Para tu próxima visita al hospital

Conozco los hospitales. Desearía no conocerlos, pero a lo largo de los años me he acostumbrado demasiado al aire viciado de sus pasillos y al frío helado de los quirófanos.

Todo comenzó en el año 1967, cuando una zambullida imprudente en aguas poco profundas me quebró el cuello y me dejó cuadripléjica. Cuando me llevaron de urgencia al hospital esa calurosa tarde de julio, no tenía idea de que me darían el alta recién en abril de 1969.

Una mañana estaba acostada en una camilla en el hall de entrada de la clínica de urología. Después de esperar por dos horas contando las vigas del techo, un empleado del laboratorio salió por las puertas para anunciar que yo sería “la primera después del almuerzo”. Gemí. Ya me estaban doliendo los hombros de estar acostada por tanto tiempo.

Mientras el equipo de urología caminaba hacia la cafetería, mi corazón se hundía. Para ser más precisa, estuve a punto de asfixiarme en un mar de temores y claustrofobia.

Empecé a llorar. No había nadie a mi lado para secar mis lágrimas. Entonces decidí calmar mi alma con un himno, y en un susurro no más, canté mi canción favorita del coro de la iglesia:

Apacíguate, alma mía: el Señor está de tu lado.
Carga paciente la cruz de tus sufrimientos y dolor.
Deja que tu Dios disponga y provea;
en toda circunstancia, Él permanecerá fiel.
Apacíguate, alma mía: tu mejor Amigo, tu Padre celestial,
atravesando senderos tortuosos, ¡te guía a un gozoso final!

Tenía solo diecisiete años, quizás dieciocho, pero ese momento definió cómo enfrentaría la vida en el hospital. Mi estadía no sería una sentencia en la cárcel. Así viniera infierno o inundación, decidí que ese hospital sería algo así como un gimnasio para mi alma, un campo de batalla donde probar mi fe y un campo misionero para Dios.

¿Suena improbable para una adolescente? Sí, lo es. Y mirando hoy en día hacia atrás, lo era. Aun así era seguidora de Cristo, lo bastante cristiana para saber que debía aferrarme a la esperanza bíblica y que si no me volvería loca. Sí, todavía estaba luchando contra la depresión, todavía estaba luchando con la pregunta de cómo iba a sobrevivir sin mis manos y piernas, y esas luchas persistieron aun después de salir del hospital en 1969.

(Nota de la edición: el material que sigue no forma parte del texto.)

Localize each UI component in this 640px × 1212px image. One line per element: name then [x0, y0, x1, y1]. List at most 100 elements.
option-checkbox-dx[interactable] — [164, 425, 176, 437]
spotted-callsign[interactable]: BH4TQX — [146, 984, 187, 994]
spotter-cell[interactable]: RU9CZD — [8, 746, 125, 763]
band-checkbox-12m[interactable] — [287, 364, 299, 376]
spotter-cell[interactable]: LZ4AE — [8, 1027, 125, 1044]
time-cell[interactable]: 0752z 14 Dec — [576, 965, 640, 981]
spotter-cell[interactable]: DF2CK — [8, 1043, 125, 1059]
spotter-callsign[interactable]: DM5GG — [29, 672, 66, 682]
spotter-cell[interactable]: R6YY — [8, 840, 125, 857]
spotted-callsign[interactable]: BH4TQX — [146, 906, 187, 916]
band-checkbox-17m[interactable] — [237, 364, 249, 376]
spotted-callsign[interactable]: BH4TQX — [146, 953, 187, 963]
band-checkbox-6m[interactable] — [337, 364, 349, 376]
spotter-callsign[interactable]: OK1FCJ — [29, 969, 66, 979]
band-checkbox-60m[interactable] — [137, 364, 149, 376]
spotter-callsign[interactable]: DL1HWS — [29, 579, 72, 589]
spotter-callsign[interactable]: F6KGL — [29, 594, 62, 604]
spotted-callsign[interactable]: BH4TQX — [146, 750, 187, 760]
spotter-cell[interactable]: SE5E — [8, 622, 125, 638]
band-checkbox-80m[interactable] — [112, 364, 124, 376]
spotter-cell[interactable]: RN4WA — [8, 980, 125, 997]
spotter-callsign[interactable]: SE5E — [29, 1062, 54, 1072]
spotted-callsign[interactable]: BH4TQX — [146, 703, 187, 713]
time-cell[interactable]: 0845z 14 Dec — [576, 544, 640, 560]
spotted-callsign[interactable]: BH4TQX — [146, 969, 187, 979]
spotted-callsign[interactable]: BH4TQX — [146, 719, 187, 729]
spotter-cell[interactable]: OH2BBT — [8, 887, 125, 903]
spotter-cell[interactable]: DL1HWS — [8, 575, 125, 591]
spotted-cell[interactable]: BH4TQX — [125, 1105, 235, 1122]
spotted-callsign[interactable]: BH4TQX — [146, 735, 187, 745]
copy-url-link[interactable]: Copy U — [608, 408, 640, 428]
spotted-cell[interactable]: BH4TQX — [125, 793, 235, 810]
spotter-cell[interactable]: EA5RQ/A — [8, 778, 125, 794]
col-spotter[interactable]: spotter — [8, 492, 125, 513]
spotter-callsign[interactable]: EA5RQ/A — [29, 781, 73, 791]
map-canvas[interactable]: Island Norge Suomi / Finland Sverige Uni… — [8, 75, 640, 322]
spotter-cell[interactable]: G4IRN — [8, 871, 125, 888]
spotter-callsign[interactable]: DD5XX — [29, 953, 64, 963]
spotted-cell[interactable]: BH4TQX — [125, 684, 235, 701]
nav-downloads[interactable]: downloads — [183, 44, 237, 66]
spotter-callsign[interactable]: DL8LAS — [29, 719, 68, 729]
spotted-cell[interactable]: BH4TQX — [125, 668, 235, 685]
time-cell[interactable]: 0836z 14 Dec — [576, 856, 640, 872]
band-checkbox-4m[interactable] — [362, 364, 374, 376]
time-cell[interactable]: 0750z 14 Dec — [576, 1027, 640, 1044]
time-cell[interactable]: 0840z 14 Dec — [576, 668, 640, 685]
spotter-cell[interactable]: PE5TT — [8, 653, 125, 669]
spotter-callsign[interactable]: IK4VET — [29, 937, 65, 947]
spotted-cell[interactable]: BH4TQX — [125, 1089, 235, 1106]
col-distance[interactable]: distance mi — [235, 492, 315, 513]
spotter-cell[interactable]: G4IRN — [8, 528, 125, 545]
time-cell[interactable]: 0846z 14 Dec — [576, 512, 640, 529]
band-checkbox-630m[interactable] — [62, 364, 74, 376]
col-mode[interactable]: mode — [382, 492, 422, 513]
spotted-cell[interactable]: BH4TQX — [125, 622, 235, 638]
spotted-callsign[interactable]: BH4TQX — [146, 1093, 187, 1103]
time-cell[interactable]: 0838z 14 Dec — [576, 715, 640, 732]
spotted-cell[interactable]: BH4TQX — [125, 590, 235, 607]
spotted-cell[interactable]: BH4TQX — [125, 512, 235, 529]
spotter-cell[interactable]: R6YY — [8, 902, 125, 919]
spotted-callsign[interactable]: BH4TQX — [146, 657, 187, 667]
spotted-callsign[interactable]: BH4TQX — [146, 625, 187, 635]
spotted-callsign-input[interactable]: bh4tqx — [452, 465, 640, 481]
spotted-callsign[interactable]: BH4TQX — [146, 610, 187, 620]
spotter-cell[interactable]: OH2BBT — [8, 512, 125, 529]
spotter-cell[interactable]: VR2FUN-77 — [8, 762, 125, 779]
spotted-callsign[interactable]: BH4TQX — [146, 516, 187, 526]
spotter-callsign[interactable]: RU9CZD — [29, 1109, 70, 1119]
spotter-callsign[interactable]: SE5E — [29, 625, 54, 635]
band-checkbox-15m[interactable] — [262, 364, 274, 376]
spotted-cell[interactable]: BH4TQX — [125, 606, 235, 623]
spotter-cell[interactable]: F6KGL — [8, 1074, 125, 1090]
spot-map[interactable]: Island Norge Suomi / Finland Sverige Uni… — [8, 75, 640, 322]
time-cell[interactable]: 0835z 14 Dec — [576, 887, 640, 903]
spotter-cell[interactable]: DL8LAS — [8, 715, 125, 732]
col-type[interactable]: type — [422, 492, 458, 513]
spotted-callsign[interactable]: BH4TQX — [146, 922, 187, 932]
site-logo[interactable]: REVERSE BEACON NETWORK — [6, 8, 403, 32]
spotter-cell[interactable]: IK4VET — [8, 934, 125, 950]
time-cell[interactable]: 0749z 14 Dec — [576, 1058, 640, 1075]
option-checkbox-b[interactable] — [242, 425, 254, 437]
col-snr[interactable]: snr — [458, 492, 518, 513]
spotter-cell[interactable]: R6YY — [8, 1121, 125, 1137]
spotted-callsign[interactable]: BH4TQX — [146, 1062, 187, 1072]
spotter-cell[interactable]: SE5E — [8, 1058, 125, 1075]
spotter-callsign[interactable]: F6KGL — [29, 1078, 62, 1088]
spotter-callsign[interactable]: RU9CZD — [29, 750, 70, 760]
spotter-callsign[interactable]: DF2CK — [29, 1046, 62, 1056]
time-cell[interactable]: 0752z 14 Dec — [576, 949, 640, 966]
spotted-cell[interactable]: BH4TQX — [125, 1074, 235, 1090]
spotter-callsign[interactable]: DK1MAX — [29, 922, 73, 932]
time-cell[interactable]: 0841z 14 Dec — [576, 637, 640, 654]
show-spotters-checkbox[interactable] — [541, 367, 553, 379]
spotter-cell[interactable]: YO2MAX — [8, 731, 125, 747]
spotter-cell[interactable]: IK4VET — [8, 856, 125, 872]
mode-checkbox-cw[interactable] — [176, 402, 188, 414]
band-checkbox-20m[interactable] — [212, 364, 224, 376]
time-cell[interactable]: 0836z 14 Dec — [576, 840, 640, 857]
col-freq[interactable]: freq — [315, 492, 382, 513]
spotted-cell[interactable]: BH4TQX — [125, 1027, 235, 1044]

Pero no me permitiría hundirme en la desesperación. Esa pequeña resolución marcó la diferencia por completo, no solo en ese momento sino también en los años siguientes, cuando luché contra un cáncer de estadio III y dolor crónico.

Aprender en el hospital

Por eso me gusta el nuevo librito de John Piper, Lecciones desde la cama de un hospital. Quizás parezca que los capítulos son demasiado cortos para decir algo relevante, pero son perfectamente concisos: sabiduría disparada por una cerbatana.

John no necesita calificarse de navegante experimentado de hospitales (del mismo modo que un obstetra o ginecólogo no necesita dar a luz a un hijo para ser un buen profesional). Sus credenciales vienen de su capacidad, inspirada por el Espíritu, de transmitir lo que es prudente: lo que es correcto hacer con todas esas horas de estar acostado languideciendo en una cama de hospital.

Por eso, por favor, no se abran paso por este librito demasiado rápido. Lean sus lecciones en oración y pongan por obra sus consejos a consciencia. Después de la Biblia, este librito es la mejor guía para asegurarse de que su estadía en el hospital dará un fruto genuinamente bueno para su alma.

Como dice John a menudo: “No desperdicies tu sufrimiento”. Amigos, yo confío que sus Lecciones desde la cama de un hospital los ayudarán justamente a no hacer eso durante su estadía en el hospital. No es una cárcel, es un gimnasio. Por eso, léanlo con atención. Y que las manos sanadoras de la gracia de Dios reposen sobre ustedes durante su enfermedad, ya sea que ya estén allí o que se estén preparando para su próxima visita al hospital, que en algún momento llegará.